Almost no sex in the city…

Almost no sex in the city…

I rarely go to the movies because my kids are all old enough to like the same films as me now and it costs about 6 billion dollars for the four of us to go together. That having been said, in the last week, my girls and I have been to TWO, count ‘em TWO movies.

Sex in the City 2

was at times almost painful to watch.

I’ve officially gone from undecided over which character I would most like to be to which character I felt most sorry for.

Samantha has gone from being a confident independent connoisseur of promiscuity, illustrating that even older women are foxy babes, to a hormonally deranged walking hot flash, grabbing desperately for a stranger’s penis on a dinner date in hopes of getting some action. Apparently she was strong enough to fight cancer, chemo and balding but aging sends her into a state of complete idiocy, scrambling to the ground, frantically and shamelessly scavenging for the condoms that fell out of her purse.

Charlotte’s character brags of realism because it shows an honest look at parenthood yet they had to make her baby a miserable screaming monster who does nothing but cry, day and night and her other child got finger paint *GASP* on her four trillion dollar vintage dress! Can you imagine? How did her full time live-in nanny let this happen???

Miranda’s part was boring and they have turned her into a ditz which I was most disappointed by because she was always my favorite on the show.

Basically, her internal struggle throughout the film is that her husband has become too much like a husband and would rather stay home and eat together and snuggle in bed watching old black and white movies, then go out on the town with her and her friends? Um…

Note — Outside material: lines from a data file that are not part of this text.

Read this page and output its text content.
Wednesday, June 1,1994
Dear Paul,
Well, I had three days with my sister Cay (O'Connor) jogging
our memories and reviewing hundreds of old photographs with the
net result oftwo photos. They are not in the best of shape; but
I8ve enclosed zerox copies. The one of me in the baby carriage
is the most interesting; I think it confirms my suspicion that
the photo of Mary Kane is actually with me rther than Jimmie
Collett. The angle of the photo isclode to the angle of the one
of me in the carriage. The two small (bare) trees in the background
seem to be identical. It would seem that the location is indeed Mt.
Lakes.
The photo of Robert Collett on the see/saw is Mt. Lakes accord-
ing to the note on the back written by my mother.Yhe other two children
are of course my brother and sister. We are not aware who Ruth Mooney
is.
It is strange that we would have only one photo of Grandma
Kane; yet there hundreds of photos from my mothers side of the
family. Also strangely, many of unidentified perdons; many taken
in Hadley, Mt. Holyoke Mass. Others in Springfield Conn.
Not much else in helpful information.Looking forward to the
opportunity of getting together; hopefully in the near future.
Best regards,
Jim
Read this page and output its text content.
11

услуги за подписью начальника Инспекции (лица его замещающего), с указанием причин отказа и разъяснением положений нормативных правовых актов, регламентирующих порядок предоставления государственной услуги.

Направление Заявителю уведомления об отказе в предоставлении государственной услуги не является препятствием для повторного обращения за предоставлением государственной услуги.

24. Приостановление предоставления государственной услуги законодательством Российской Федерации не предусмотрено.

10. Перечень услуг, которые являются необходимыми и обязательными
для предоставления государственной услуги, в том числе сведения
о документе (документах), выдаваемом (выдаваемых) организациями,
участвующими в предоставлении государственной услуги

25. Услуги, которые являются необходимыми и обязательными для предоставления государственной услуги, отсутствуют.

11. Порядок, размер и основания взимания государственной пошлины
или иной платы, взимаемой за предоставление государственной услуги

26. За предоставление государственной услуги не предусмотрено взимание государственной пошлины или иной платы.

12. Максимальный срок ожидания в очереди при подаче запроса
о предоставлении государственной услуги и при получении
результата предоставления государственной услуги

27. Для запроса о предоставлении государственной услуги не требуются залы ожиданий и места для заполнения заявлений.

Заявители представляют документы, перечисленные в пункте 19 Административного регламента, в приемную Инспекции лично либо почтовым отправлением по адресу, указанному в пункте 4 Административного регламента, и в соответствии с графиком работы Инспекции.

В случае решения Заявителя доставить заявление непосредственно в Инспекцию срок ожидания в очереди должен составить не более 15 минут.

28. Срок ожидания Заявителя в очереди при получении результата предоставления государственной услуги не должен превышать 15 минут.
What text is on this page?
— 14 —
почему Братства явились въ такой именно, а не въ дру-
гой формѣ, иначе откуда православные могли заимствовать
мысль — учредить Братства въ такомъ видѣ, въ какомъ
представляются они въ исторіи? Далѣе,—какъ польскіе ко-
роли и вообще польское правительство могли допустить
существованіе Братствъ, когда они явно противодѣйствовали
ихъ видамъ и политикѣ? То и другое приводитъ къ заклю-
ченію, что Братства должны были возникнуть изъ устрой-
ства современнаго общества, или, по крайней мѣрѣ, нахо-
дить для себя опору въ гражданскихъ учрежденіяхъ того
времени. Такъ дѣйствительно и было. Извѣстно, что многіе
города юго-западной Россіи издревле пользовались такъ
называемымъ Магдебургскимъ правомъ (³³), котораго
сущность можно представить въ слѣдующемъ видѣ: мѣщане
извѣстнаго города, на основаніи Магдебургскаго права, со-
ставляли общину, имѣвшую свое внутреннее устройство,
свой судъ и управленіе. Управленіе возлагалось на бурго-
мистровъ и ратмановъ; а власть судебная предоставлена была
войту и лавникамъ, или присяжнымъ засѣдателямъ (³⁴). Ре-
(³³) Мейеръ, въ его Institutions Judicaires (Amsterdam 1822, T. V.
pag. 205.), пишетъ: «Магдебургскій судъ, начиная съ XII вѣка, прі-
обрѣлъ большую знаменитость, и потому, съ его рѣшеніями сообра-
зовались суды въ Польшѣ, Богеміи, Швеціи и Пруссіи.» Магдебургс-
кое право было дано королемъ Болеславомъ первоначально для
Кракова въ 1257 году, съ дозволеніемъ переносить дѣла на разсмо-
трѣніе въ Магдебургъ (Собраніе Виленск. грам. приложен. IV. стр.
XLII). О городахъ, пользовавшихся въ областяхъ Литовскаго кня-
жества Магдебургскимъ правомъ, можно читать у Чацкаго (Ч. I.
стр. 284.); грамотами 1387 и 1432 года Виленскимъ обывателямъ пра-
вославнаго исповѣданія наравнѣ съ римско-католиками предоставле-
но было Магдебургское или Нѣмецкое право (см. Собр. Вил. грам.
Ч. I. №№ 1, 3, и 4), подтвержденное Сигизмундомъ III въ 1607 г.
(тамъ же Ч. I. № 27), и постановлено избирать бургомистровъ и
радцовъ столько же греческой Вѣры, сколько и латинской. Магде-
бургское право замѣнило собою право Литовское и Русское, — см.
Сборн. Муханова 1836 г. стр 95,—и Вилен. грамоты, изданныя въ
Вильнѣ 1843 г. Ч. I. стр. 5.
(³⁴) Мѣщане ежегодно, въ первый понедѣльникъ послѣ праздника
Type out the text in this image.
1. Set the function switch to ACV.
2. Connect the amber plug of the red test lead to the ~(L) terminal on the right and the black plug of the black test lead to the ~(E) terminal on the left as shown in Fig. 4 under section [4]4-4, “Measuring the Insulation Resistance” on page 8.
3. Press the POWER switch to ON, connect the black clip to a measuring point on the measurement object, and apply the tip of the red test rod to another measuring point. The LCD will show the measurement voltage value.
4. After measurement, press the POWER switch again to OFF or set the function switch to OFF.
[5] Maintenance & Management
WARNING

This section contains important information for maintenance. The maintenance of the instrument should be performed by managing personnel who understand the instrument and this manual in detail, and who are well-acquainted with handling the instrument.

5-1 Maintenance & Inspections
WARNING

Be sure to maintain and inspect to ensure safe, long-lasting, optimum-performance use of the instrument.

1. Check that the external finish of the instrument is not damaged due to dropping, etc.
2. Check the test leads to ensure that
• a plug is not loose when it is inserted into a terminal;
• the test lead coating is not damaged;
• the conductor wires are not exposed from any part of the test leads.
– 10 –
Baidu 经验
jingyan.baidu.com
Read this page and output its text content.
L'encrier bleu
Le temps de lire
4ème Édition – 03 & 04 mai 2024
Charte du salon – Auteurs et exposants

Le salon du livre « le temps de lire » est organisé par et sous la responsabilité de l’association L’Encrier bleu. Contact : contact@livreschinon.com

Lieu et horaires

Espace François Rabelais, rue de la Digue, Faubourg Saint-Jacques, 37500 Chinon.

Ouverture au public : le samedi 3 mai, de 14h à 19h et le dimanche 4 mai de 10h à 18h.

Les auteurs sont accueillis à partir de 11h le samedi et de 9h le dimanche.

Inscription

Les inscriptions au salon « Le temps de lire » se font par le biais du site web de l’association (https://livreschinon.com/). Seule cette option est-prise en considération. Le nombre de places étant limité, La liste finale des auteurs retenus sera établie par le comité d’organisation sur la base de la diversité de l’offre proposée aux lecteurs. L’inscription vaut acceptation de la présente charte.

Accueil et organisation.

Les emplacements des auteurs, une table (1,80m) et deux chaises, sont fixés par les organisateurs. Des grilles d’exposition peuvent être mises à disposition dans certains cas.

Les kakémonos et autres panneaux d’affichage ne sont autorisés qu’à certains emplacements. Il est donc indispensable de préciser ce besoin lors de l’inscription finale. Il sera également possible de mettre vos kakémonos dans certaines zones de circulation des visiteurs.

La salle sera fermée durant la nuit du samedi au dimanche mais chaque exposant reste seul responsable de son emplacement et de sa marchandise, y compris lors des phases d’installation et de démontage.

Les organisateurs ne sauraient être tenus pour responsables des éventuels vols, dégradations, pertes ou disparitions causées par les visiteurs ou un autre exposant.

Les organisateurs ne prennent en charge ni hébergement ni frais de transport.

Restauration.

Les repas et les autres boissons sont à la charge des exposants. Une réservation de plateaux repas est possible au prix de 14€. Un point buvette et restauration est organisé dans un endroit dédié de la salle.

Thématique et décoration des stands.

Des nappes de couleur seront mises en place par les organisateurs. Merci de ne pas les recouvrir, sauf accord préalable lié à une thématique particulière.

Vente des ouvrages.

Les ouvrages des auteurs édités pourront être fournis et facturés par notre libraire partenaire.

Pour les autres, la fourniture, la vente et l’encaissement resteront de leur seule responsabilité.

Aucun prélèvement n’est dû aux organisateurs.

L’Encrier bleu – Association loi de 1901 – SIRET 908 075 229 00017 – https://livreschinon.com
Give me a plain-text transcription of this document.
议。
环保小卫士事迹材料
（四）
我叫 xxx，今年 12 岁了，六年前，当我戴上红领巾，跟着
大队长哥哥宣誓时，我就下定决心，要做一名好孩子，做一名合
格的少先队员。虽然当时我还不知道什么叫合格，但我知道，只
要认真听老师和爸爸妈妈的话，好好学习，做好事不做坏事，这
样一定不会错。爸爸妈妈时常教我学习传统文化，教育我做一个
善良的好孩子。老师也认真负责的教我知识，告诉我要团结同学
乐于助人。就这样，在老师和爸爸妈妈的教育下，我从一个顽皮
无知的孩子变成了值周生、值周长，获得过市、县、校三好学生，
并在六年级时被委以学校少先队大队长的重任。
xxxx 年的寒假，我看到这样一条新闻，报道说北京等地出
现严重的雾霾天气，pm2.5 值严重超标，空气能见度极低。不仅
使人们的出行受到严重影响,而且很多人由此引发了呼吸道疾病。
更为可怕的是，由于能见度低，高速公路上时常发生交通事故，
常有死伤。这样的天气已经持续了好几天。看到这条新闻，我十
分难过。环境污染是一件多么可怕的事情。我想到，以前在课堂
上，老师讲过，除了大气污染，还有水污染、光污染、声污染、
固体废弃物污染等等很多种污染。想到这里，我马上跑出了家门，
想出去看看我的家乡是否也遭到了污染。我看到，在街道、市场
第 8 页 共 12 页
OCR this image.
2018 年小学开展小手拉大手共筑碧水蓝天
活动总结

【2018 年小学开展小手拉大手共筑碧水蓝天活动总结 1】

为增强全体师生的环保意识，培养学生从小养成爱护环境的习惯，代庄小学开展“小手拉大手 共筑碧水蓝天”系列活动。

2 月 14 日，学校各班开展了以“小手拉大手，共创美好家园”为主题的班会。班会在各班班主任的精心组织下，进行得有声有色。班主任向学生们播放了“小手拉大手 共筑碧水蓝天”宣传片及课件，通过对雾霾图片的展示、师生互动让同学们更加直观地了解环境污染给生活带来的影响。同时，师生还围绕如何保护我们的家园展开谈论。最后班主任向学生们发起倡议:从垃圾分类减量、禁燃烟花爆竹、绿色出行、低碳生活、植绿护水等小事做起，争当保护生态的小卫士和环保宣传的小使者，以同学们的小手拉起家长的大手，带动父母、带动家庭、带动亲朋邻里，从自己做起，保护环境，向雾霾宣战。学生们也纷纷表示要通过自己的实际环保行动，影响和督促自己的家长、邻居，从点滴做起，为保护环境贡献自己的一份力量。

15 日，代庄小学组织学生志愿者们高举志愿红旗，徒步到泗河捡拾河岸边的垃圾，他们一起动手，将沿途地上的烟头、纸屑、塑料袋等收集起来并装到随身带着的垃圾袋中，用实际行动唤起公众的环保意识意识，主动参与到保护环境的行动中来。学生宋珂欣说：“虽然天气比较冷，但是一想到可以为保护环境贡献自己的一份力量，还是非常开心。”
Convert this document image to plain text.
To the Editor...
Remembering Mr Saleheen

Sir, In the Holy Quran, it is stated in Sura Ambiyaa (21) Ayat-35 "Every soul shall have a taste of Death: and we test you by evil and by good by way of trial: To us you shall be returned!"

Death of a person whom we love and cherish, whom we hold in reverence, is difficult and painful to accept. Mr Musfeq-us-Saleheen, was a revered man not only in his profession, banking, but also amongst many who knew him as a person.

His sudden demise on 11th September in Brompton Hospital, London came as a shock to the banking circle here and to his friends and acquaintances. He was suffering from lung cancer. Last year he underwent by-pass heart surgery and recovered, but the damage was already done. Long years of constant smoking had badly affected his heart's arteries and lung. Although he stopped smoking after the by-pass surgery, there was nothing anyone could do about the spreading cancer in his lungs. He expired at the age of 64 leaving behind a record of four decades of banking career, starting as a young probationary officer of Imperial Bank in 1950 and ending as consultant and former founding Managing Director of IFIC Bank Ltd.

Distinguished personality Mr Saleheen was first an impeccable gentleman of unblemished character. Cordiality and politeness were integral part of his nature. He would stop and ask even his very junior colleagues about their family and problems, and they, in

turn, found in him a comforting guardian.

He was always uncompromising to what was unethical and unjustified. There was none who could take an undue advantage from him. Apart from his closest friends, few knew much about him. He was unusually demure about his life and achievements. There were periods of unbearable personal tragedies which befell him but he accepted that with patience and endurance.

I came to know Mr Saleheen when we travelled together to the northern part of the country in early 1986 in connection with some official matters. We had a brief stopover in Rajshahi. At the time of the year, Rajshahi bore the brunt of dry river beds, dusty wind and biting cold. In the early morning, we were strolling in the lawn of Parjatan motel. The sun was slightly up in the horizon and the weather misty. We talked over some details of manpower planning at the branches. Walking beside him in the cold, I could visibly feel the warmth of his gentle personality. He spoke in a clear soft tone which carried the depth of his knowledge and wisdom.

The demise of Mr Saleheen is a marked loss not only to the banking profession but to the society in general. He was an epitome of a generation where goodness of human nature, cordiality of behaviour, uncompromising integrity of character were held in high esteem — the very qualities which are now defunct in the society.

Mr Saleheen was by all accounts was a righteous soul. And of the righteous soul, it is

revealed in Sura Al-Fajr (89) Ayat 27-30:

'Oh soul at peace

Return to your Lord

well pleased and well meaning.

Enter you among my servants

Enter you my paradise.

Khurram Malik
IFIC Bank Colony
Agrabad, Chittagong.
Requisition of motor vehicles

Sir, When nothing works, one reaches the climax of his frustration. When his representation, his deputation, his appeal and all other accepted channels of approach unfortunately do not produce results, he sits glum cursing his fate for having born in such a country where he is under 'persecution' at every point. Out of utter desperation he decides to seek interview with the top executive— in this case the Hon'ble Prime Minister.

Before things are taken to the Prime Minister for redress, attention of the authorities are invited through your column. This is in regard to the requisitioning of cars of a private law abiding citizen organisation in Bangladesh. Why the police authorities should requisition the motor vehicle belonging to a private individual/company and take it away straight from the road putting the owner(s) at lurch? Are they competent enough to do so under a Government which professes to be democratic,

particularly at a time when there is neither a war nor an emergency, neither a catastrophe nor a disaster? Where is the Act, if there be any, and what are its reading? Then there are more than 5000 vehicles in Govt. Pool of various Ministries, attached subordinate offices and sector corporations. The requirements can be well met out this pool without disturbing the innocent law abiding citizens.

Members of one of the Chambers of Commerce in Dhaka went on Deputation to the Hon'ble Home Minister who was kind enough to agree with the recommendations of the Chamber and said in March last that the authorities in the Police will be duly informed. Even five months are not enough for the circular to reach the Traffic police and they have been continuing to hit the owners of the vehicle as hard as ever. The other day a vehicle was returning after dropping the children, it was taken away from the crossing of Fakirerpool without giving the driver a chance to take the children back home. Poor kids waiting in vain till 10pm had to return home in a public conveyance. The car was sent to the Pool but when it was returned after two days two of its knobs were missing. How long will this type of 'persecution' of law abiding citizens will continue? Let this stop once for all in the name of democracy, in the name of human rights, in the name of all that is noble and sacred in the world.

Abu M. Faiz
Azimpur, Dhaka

Naturally she cheats on him with her ex-boyfriend who (SURPRISE!) just happens to be in Abu Dhabi at the same time as Carrie and this in turn, provokes Big to punish her by buying her a massive black diamond ring, and they live happily ever after.

OK, I’m being harsh, I mean let’s not focus on the writing, content or continuity so much. That’s not the real reason why we go see Sex and the City right? We go for New York… oops I mean Abu Dhabi and…

All they pre-movie hype about the fashion was totally misleading as well.
I’m sorry, I’m entirely aware that true fashion is neither realistic nor wearable in public and I still enjoy looking at it and imagining that maybe one day I might actually have the occasion to wear gold riding pants and a gainsborough with a brim wide enough to shade an elephant, a circle skirt made of live gardenias or a barbed wire bikini. I don’t think there was one single outfit in the entire 2 hours of the film that I would wear on fantasy island much less in the cobblestone streets of an Arab market.

So, all in all, with the exception of watching Liza Minelli “Put A Ring On It” and the brief appearance of an Australian rugby team frolicking in the pool, the film was a total fail.


Get Him to the Greek

Dear Russell Brand,
My schedule is clear and free for marriage and baby-making so… whenever you’re ready.